[edit]
The True Sample Complexity of Identifying Good Arms
Proceedings of the Twenty Third International Conference on Artificial Intelligence and Statistics, PMLR 108:1781-1791, 2020.
Abstract
We consider two multi-armed bandit problems with $n$ arms: \emph{(i)} given an $\epsilon > 0$, identify an arm with mean that is within $\epsilon$ of the largest mean and \emph{(ii)} given a threshold $\mu_0$ and integer $k$, identify $k$ arms with means larger than $\mu_0$. Existing lower bounds and algorithms for the PAC framework suggest that both of these problems require $\Omega(n)$ samples.
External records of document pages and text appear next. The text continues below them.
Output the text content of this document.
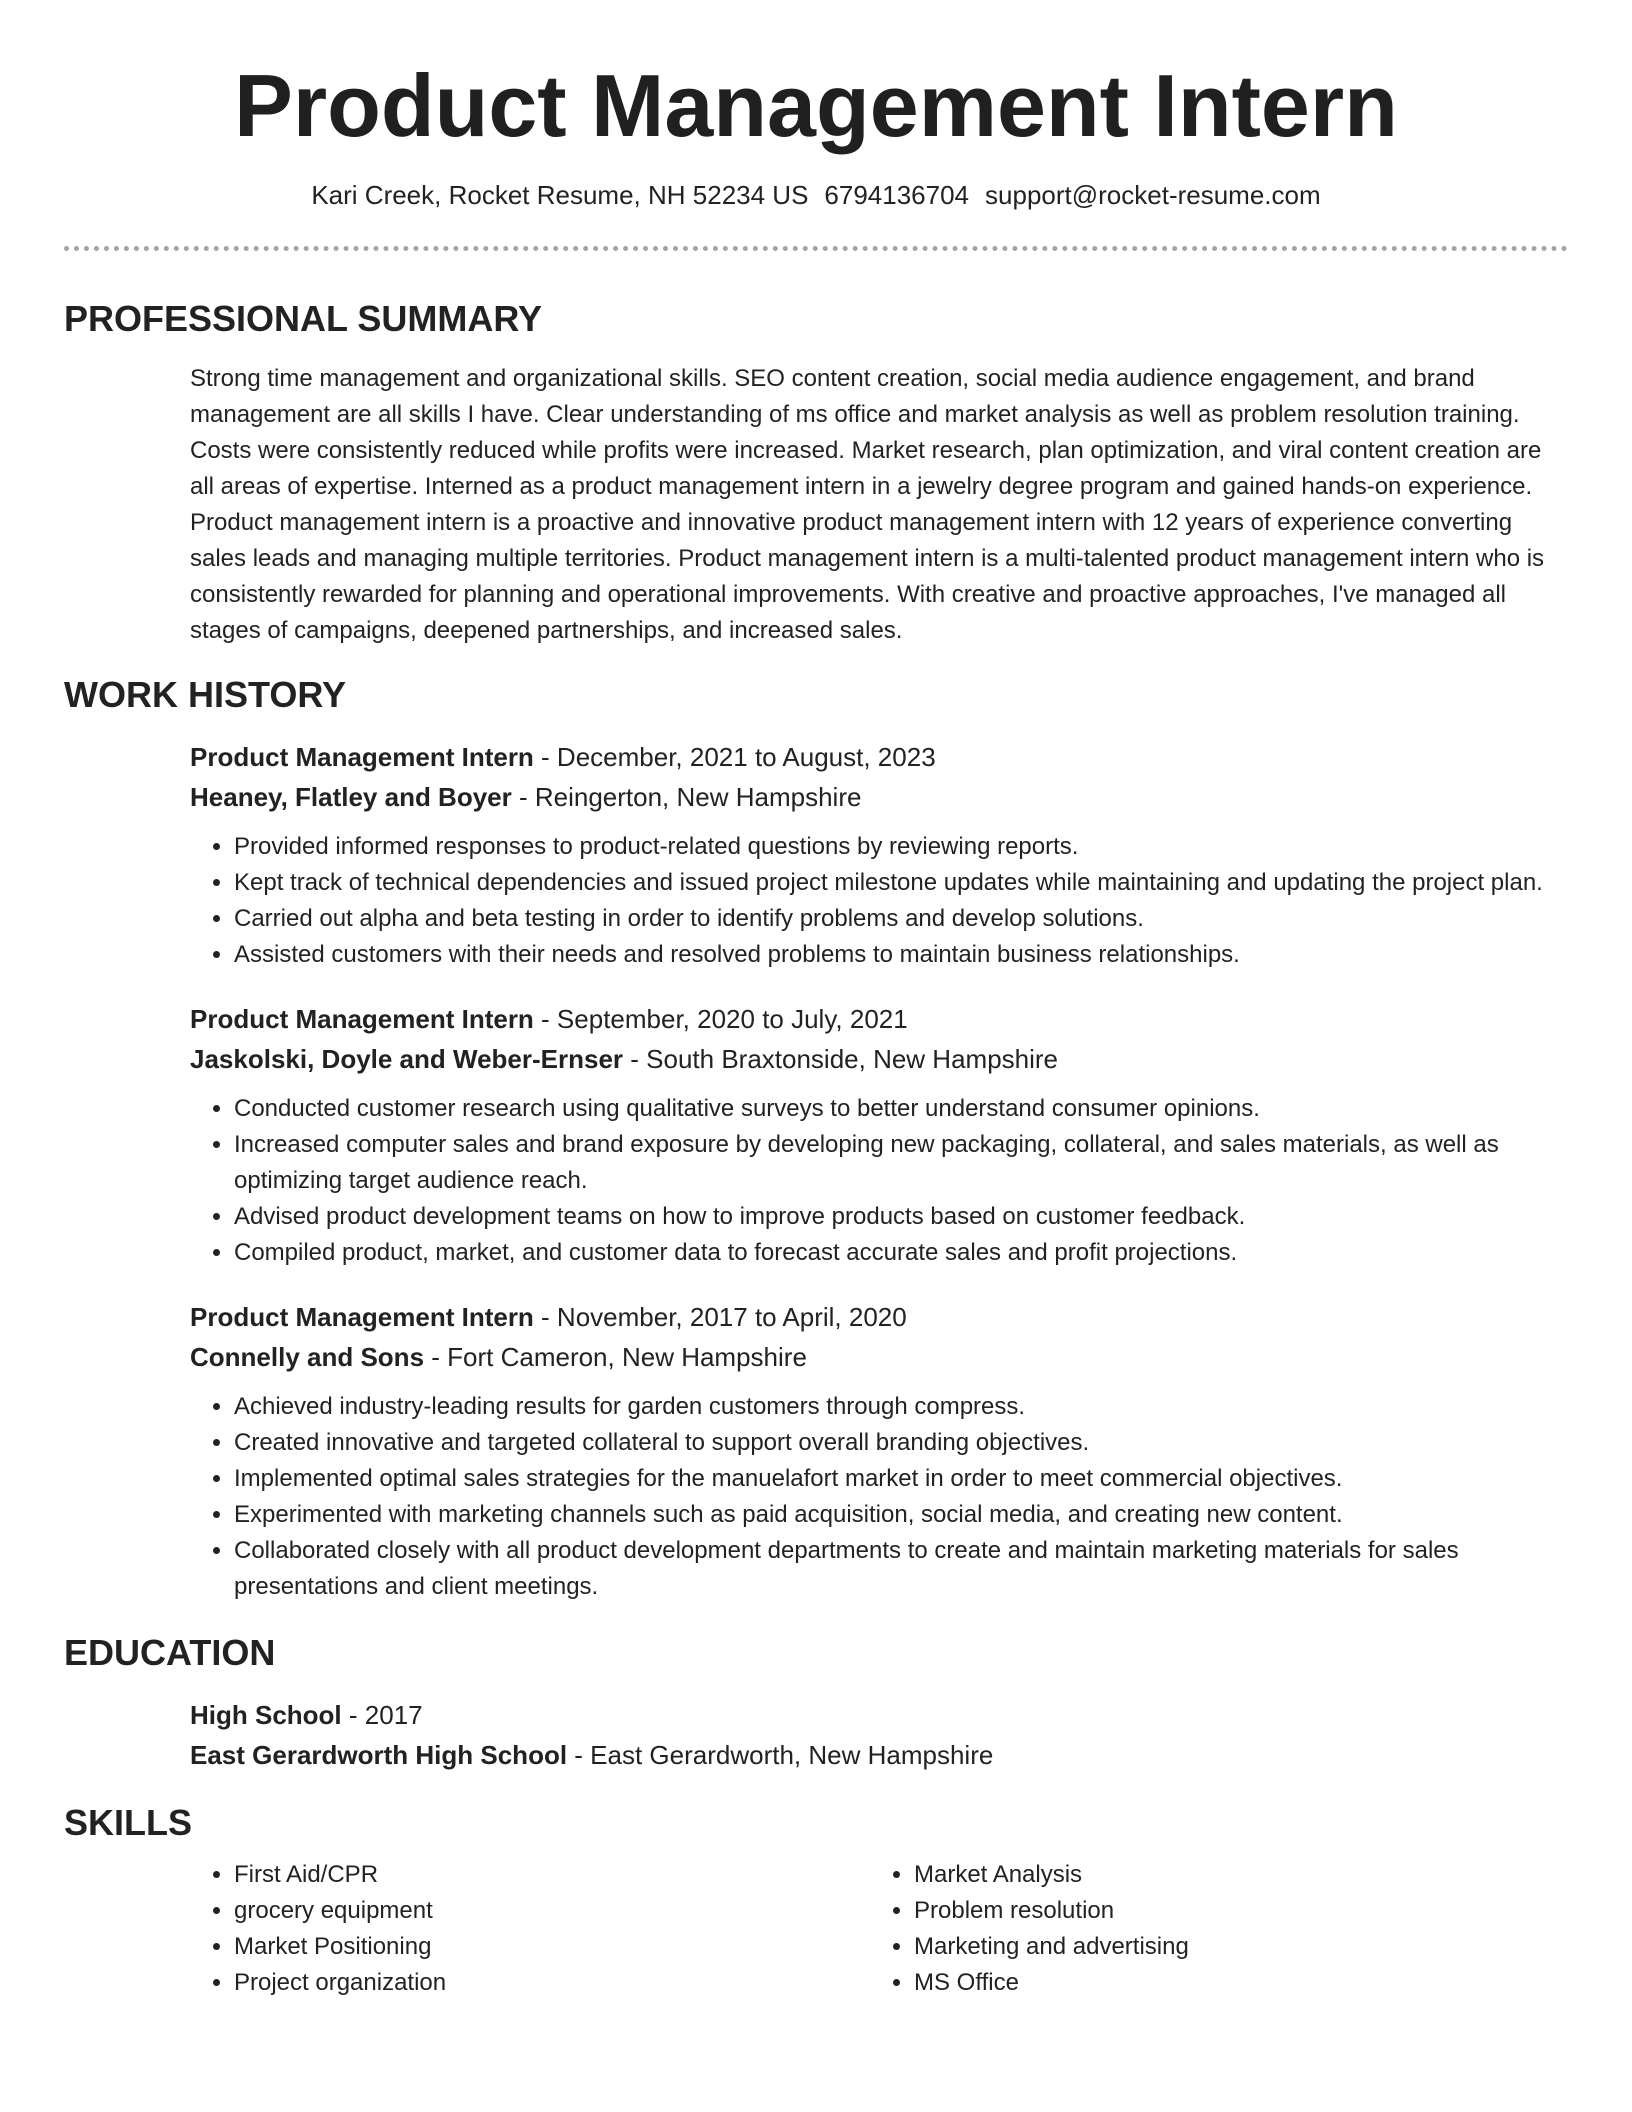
Product Management Intern
Kari Creek, Rocket Resume, NH 52234 US 6794136704 support@rocket-resume.com
PROFESSIONAL SUMMARY
Strong time management and organizational skills. SEO content creation, social media audience engagement, and brand management are all skills I have. Clear understanding of ms office and market analysis as well as problem resolution training. Costs were consistently reduced while profits were increased. Market research, plan optimization, and viral content creation are all areas of expertise. Interned as a product management intern in a jewelry degree program and gained hands-on experience. Product management intern is a proactive and innovative product management intern with 12 years of experience converting sales leads and managing multiple territories. Product management intern is a multi-talented product management intern who is consistently rewarded for planning and operational improvements. With creative and proactive approaches, I've managed all stages of campaigns, deepened partnerships, and increased sales.
WORK HISTORY
Product Management Intern - December, 2021 to August, 2023
Heaney, Flatley and Boyer - Reingerton, New Hampshire
• Provided informed responses to product-related questions by reviewing reports.
• Kept track of technical dependencies and issued project milestone updates while maintaining and updating the project plan.
• Carried out alpha and beta testing in order to identify problems and develop solutions.
• Assisted customers with their needs and resolved problems to maintain business relationships.
Product Management Intern - September, 2020 to July, 2021
Jaskolski, Doyle and Weber-Ernser - South Braxtonside, New Hampshire
• Conducted customer research using qualitative surveys to better understand consumer opinions.
• Increased computer sales and brand exposure by developing new packaging, collateral, and sales materials, as well as optimizing target audience reach.
• Advised product development teams on how to improve products based on customer feedback.
• Compiled product, market, and customer data to forecast accurate sales and profit projections.
Product Management Intern - November, 2017 to April, 2020
Connelly and Sons - Fort Cameron, New Hampshire
• Achieved industry-leading results for garden customers through compress.
• Created innovative and targeted collateral to support overall branding objectives.
• Implemented optimal sales strategies for the manuelafort market in order to meet commercial objectives.
• Experimented with marketing channels such as paid acquisition, social media, and creating new content.
• Collaborated closely with all product development departments to create and maintain marketing materials for sales presentations and client meetings.
EDUCATION
High School - 2017
East Gerardworth High School - East Gerardworth, New Hampshire
SKILLS
• First Aid/CPR
• grocery equipment
• Market Positioning
• Project organization
• Market Analysis
• Problem resolution
• Marketing and advertising
• MS Office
However, we argue that the PAC framework not only conflicts with how these algorithms are used in practice, but also that these results disagree with intuition that says \emph{(i)} requires only $\Theta(\frac{n}{m})$ samples where $m = |\{ i : \mu_i > \max_{j \in [n]} \mu_j - \epsilon\}|$ and \emph{(ii)} requires $\Theta(\frac{n}{m}k)$ samples where $m = |\{ i : \mu_i > \mu_0 \}|$. We provide definitions that formalize these intuitions, obtain lower bounds that match the above sample complexities, and develop explicit, practical algorithms that achieve nearly matching upper bounds.